Definition:
The Convex hull of a set of points is the smallest convex set which contains them.
Question:
Assume that $n$ points like $P=\{p_0,p_1,p_2,...,p_{n-1}\}$ are given and all we know is that they belong to the boundary of $CH(P)$. How can we compute $CH(P)$ in $O(n)$ time?
My try:
I know that there is an algorithm for computing the convex hull of a set of points in $O(n)$ time. But that's a more general case. I wonder how we can use the property that all of the points are on the boundary of the convex hull to build the algorithm. As far as I know, including every kind of sorting would take a time of $O(nlogn)$, since sorting cannot be done in less than that. So, we should somehow get rid of sorting. Another related interesting question would be that if someone gives me some edges on the convex position, how can I build the convex hull out of that?
Note: All of the points are in 2D space. The output should be something like the clockwise order of points which make the convex hull.
With the current phrasing, what you ask for can only be done if there exists a sorting algorithm for real numbers that runs in linear time.

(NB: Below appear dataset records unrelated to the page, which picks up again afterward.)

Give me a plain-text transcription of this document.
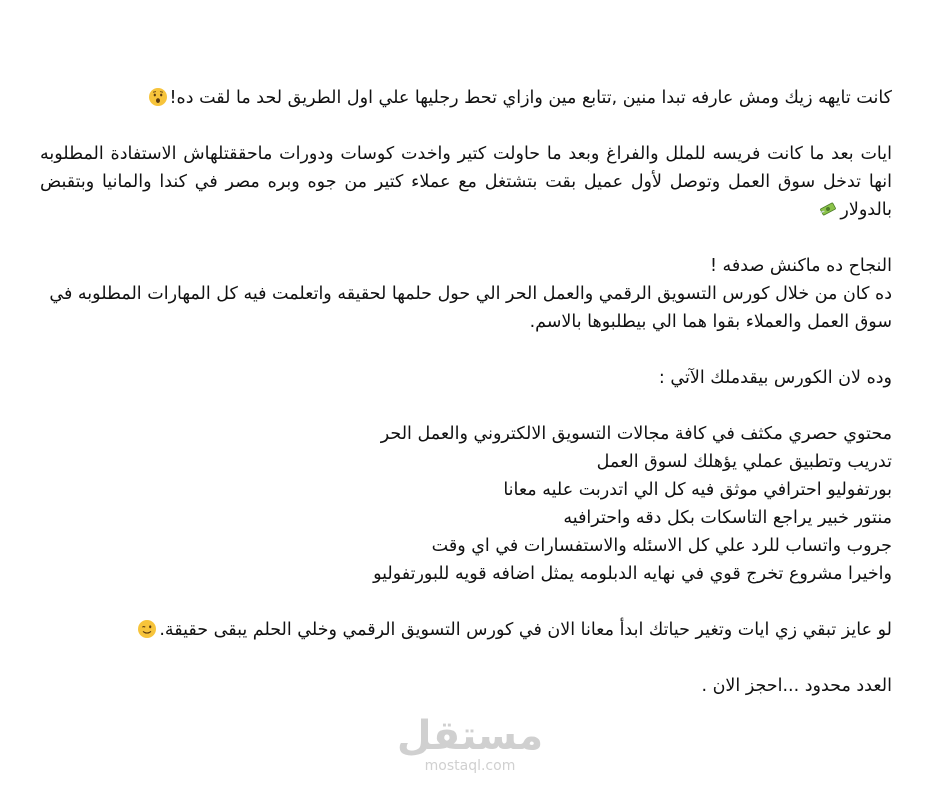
كانت تايهه زيك ومش عارفه تبدا منين ,تتابع مين وازاي تحط رجليها علي اول الطريق لحد ما لقت ده!

ايات بعد ما كانت فريسه للملل والفراغ وبعد ما حاولت كتير واخدت كوسات ودورات ماحققتلهاش الاستفادة المطلوبه انها تدخل سوق العمل وتوصل لأول عميل بقت بتشتغل مع عملاء كتير من جوه وبره مصر في كندا والمانيا وبتقبض بالدولار

النجاح ده ماكنش صدفه !
ده كان من خلال كورس التسويق الرقمي والعمل الحر الي حول حلمها لحقيقه واتعلمت فيه كل المهارات المطلوبه في سوق العمل والعملاء بقوا هما الي بيطلبوها بالاسم.

وده لان الكورس بيقدملك الآتي :

محتوي حصري مكثف في كافة مجالات التسويق الالكتروني والعمل الحر
تدريب وتطبيق عملي يؤهلك لسوق العمل
بورتفوليو احترافي موثق فيه كل الي اتدربت عليه معانا
منتور خبير يراجع التاسكات بكل دقه واحترافيه
جروب واتساب للرد علي كل الاسئله والاستفسارات في اي وقت
واخيرا مشروع تخرج قوي في نهايه الدبلومه يمثل اضافه قويه للبورتفوليو

لو عايز تبقي زي ايات وتغير حياتك ابدأ معانا الان في كورس التسويق الرقمي وخلي الحلم يبقى حقيقة.

العدد محدود ...احجز الان .

مستقل
mostaql.com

Given $n$ real numbers $t_1, \ldots, t_n$, shift and rescale them to fit in the interval $[0, \pi]$. This gives you real numbers $\theta_1,\ldots, \theta_n$ whose order match the original $t_i$'s. Consider the 2D point $p_i$ with coordinates $(\cos\theta_i, \sin\theta_i)$. Every $p_i$ belongs to the boundary of their convex hull.
If you find a counter clock wise ordering of the points $p_i$'s, you have effectively sorted the original numbers $t_i$'s. Since the transformation from number to point takes linear time, the method you're asking for would allow sorting in linear time.
Now as far as I know, the $O(n\log n)$ bound for sorting algorithms only applies to comparison-based sorts. A common example of sort algorithm that isn't compatison-based would be the radix sort for integers, but that one relies on specific properties of integers.
Maybe someone somewhere will one day come up with an actual solution to your question, but you're unlikely to get one anytime soon.